Tralokinumab for Atopic Dermatitis: A Promising New Therapy

D.E. Morra; A.M. Drucker


The British Journal of Dermatology. 2021;184(3):86-387. 

Advances in our understanding of the pathophysiology of atopic dermatitis (AD) have led to a surge in targeted immunomodulating treatments under investigation.[1,2] In this issue of the BJD, the ECZTRA 1, 2 and 3 trials provide evidence in support of tralokinumab, a biological inhibitor of interleukin (IL)-13, as a treatment for moderate-to-severe AD.[3,4]

ECZTRA 1 and 2 were identical monotherapy trials that enrolled a combined number of 1596 adult patients with moderate-to-severe AD. Patients were randomized to subcutaneous (SC) tralokinumab 600 mg then 300 mg every 2 weeks (Q2W) or placebo. 'Monotherapy' refers to the protocol that no concomitant medications, including topical corticosteroids, were permitted in either treatment arm, except as rescue therapy. Primary endpoints were an Investigator's Global Assessment (IGA) score of 0 or 1, and 75% improvement in Eczema Area and Severity Index (EASI 75) at 16 weeks.[3]

The ECZTRA 3 trial enrolled 369 adult patients randomized to SC tralokinumab 300 mg Q2W or placebo, with a major difference from ECZTRA 1 and 2 being that topical corticosteroids were permitted as needed. These results are more applicable to 'real-world' use, as systemic therapies are generally used concomitantly with topical medications. The primary endpoints were the same as ECZTRA 1 and 2, and both studies also assessed the Harmonising Outcomes Measures for Eczema core outcomes: reduction in EASI, Patient-Oriented Eczema Measure, a peak pruritus numerical rating scale, and the Dermatology Life Quality Index.[3,4]

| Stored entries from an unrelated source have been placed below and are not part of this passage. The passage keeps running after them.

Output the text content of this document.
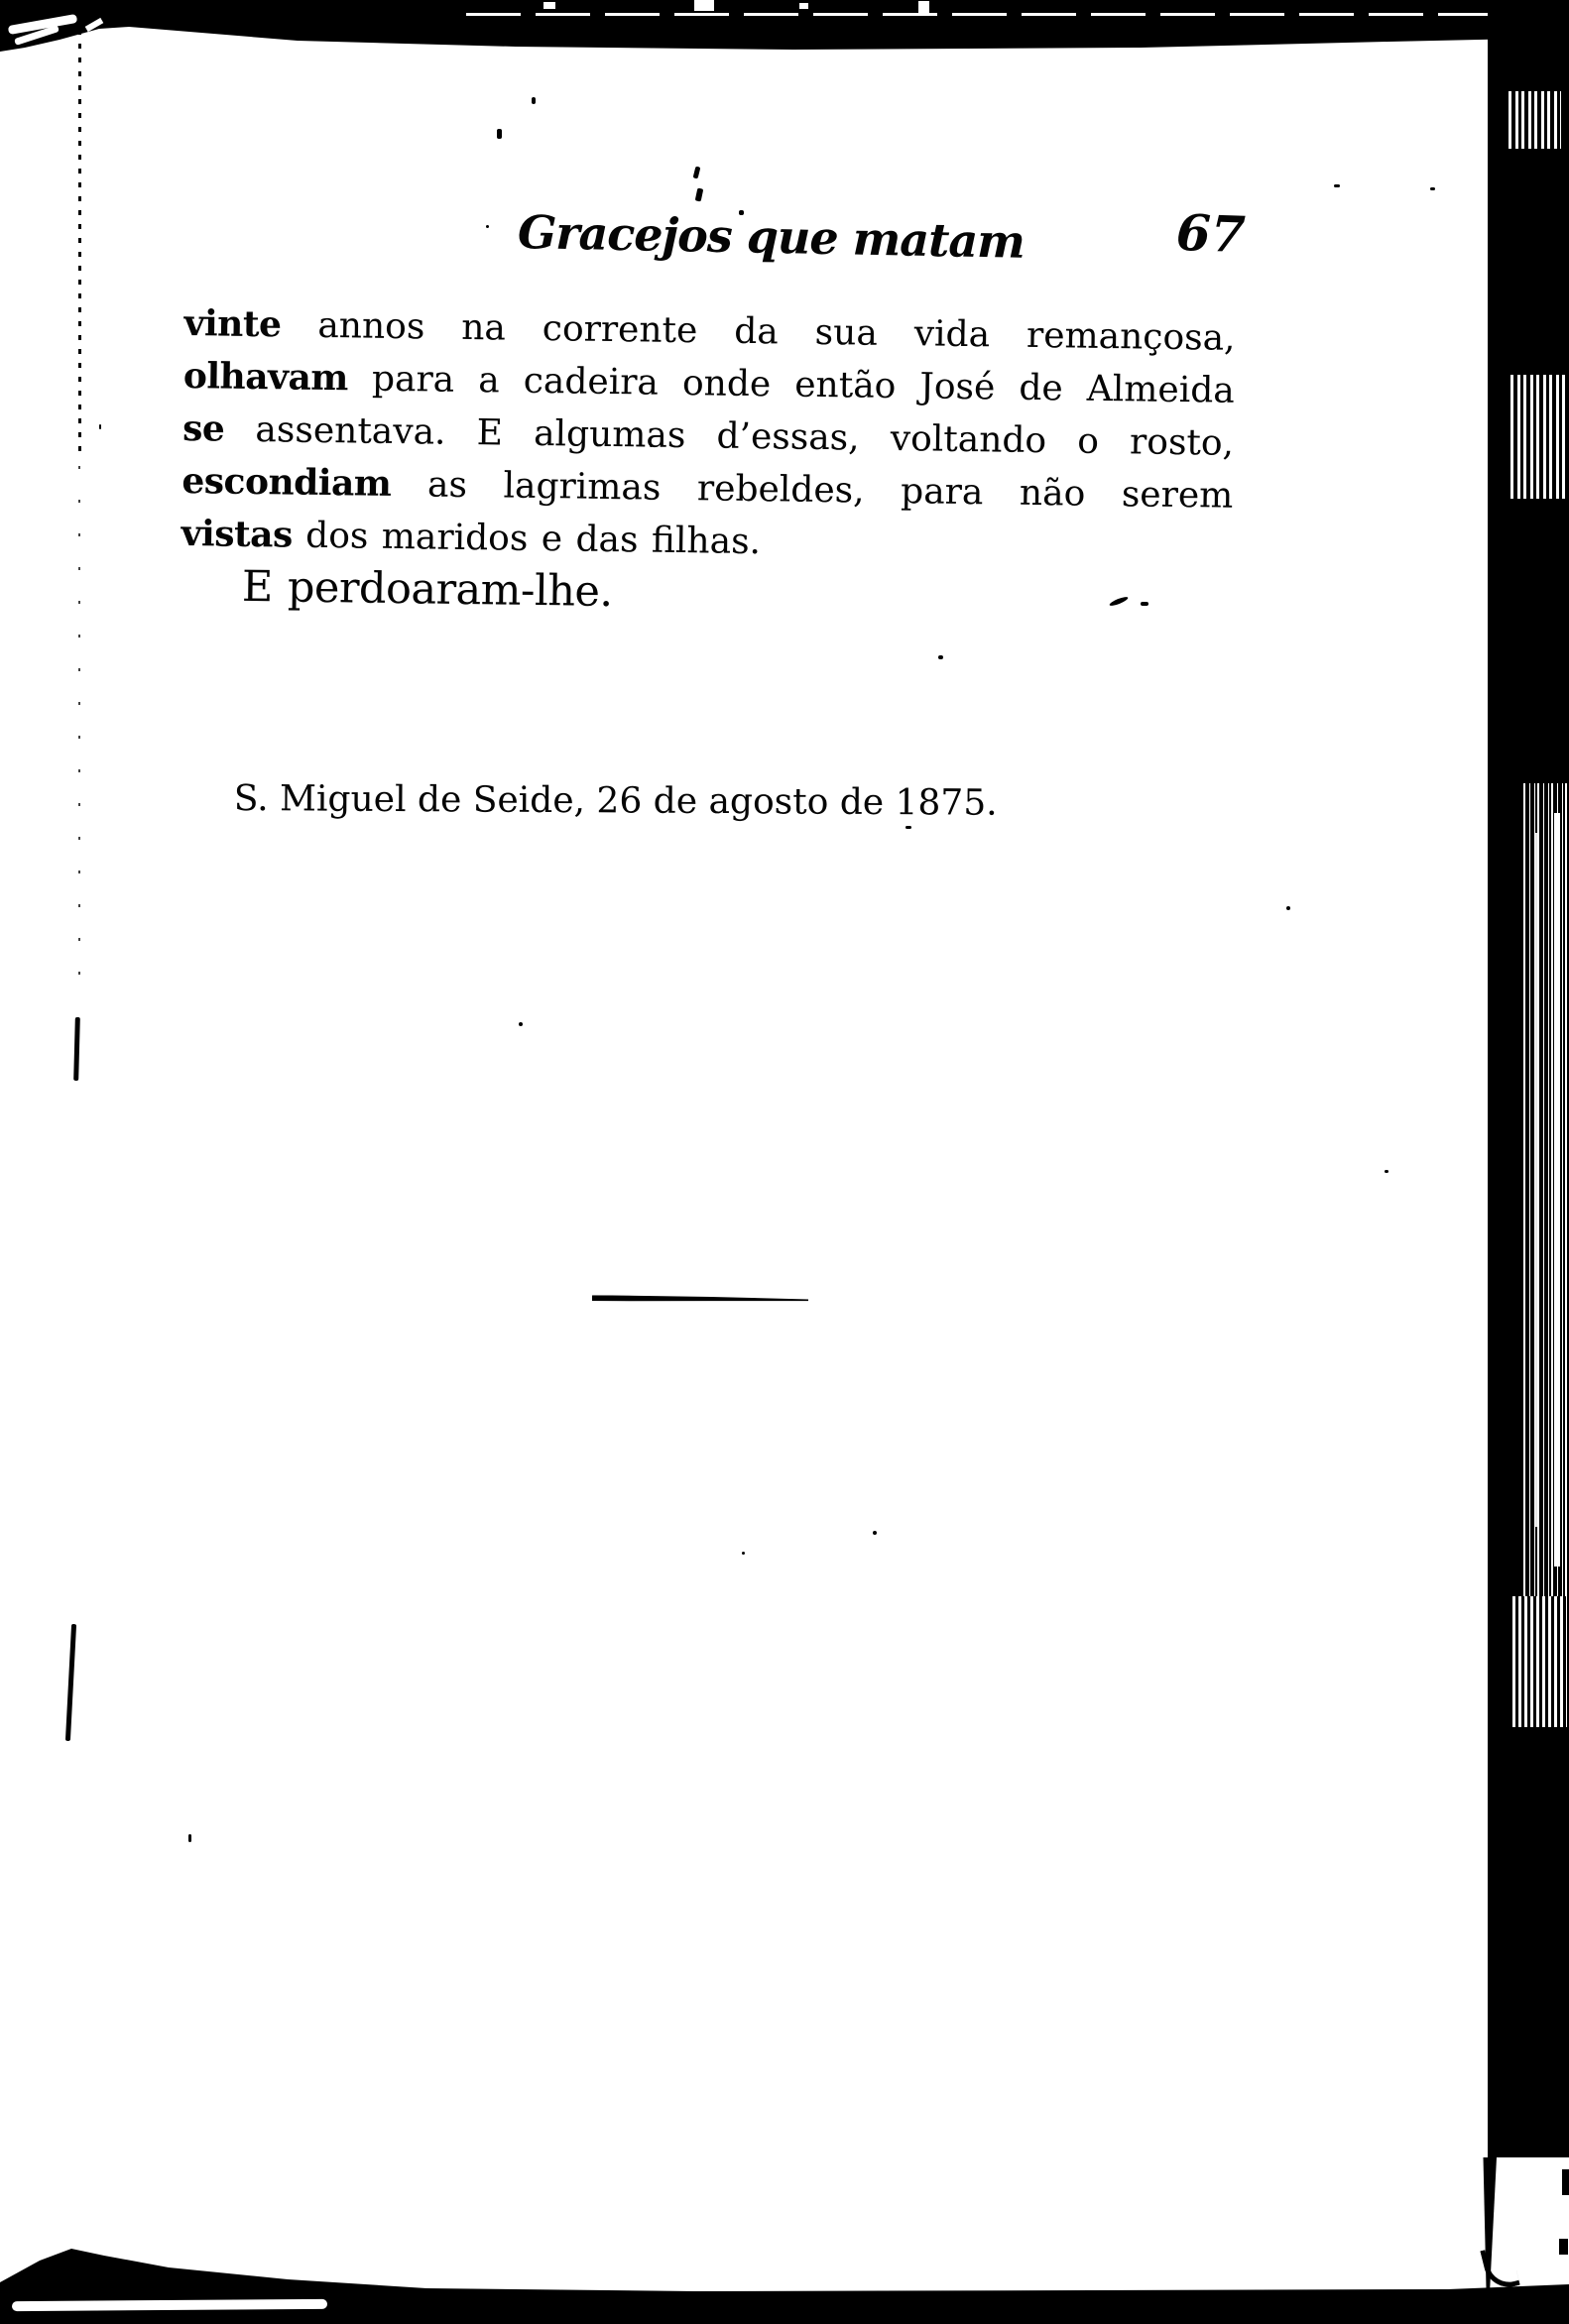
Gracejos que matam	67
vinte annos na corrente da sua vida remançosa,
olhavam para a cadeira onde então José de Almeida
se assentava. E algumas d’essas, voltando o rosto,
escondiam as lagrimas rebeldes, para não serem
vistas dos maridos e das filhas.
E perdoaram-lhe.
S. Miguel de Seide, 26 de agosto de 1875.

In ECZTRA 1 and 2, a significantly higher proportion of patients receiving tralokinumab achieved both primary endpoints compared with placebo. In both studies, tralokinumab led to IGA success in approximately twice as many patients as placebo (ECZTRA 1: 15·8% vs. 7·1%; ECZTRA 2: 22·2% vs. 10·9%). EASI 75 was more common with tralokinumab in ECZTRA 1 (25·0% vs. 12·7%) and ECZTRA 2 (33·2% vs. 11·4%).[3] In ECZTRA 3, response rates were higher for both tralokinumab and placebo (IGA: 38·9% vs. 26·2%; EASI 75: 56·0% vs. 35·7%), likely owing to the use of topical corticosteroids.[4] In the initial 16-week treatment period, the frequency of adverse events was similar between tralokinumab and placebo for all three studies. Conjunctivitis was an adverse event of special interest because it frequently occurs with the use of dupilumab, which also targets the IL-4/IL-13 pathway.[5] Conjunctivitis occurred more frequently in patients receiving tralokinumab in all studies, although most cases were mild or moderate.[3,4] Long-term efficacy was variable in ECZTRA 1 and 2, with approximately half of patients experiencing response maintenance at 52 weeks. Comparably, maintenance was much higher in ECZTRA 3. More research is needed to determine whether tralokinumab offers long-term superiority over other treatments.

While several AD treatments are in development, dupilumab is the only approved biological, and so is the most relevant active comparator. In our network meta-analysis (NMA), dupilumab was associated with an EASI improvement of 11·3 vs. placebo, which is higher than the EASI improvements in ECZTRA 1, 2 and 3, which ranged from 5·4 to 9·9 points.[3,4,6] These trials will be included in updates of our living NMA and will allow comparisons of tralokinumab's efficacy profile with other AD treatments.[7] Nevertheless, based on the results of these trials, tralokinumab appears to be a promising treatment option for patients with moderate-to-severe AD.